Jusque-là, cultiver la terre visait à nourrir les hommes.
Aujourd’hui, des spéculateurs pèsent à la baisse sur les cours agricoles, mettant ainsi les paysans du Burkina Faso en concurrence avec ceux de Californie ou de la Beauce et des producteurs de tomates du Lot et Garonne avec la production de l’industrie de la tomate polonaise.
L’agriculteur européen est subventionné pour qu’il se taise sur la non rémunération de son travail et ses productions sont exportées pour concurrencer les cultures vivrières en Afrique ou en Asie. Et l’agriculteur brésilien ou africain est contraint lui aussi à produire des cultures d’exportation sur injonction du Fond mondial international. Telle est la nature du marché mondial capitaliste. Tout ceci au seul bénéfice des mêmes profiteurs et spéculateurs.

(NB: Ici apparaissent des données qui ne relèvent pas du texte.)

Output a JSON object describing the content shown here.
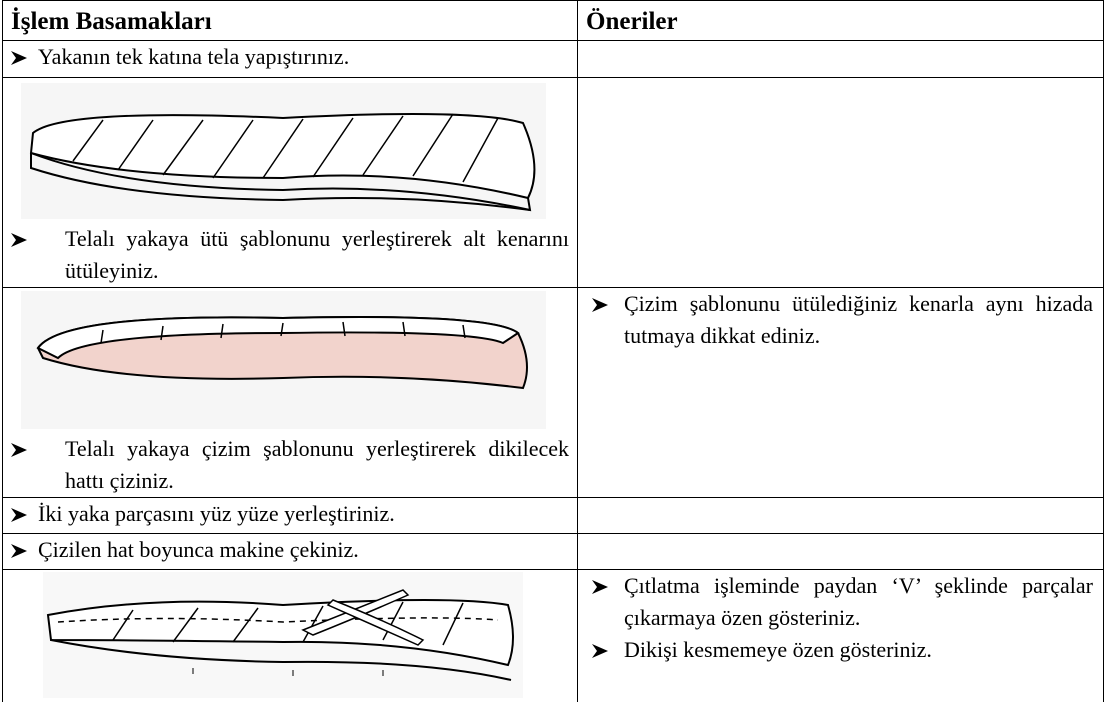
{
  "header": {
    "steps": "İşlem Basamakları",
    "suggestions": "Öneriler"
  },
  "rows": [
    {
      "steps": [
        "Yakanın tek katına tela yapıştırınız."
      ]
    },
    {
      "steps": [
        "Telalı yakaya ütü şablonunu yerleştirerek alt kenarını ütüleyiniz."
      ]
    },
    {
      "steps": [
        "Telalı yakaya çizim şablonunu yerleştirerek dikilecek hattı çiziniz."
      ],
      "suggestions": [
        "Çizim şablonunu ütülediğiniz kenarla aynı hizada tutmaya dikkat ediniz."
      ]
    },
    {
      "steps": [
        "İki yaka parçasını yüz yüze yerleştiriniz."
      ]
    },
    {
      "steps": [
        "Çizilen hat boyunca makine çekiniz."
      ]
    },
    {
      "suggestions": [
        "Çıtlatma işleminde paydan ‘V’ şeklinde parçalar çıkarmaya özen gösteriniz.",
        "Dikişi kesmemeye özen gösteriniz."
      ]
    }
  ]
}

Il est temps de repenser les politiques agricoles mondiales, en les basant sur l’impérieuse nécessité de partir ou de repartir des souveraineté alimentaires de chaque peuple, sur une planète où primerait la coopération entre les êtres humains et non plus la concurrence et les divisions.
Il est urgent et fondamental de revenir au juste prix du travail des agriculteurs où qu’ils soient sur la planète. Et refuser de se laisser ligoter par les multinationales qui veulent empêcher les paysans d’utiliser leurs semences, issues de leur récolte.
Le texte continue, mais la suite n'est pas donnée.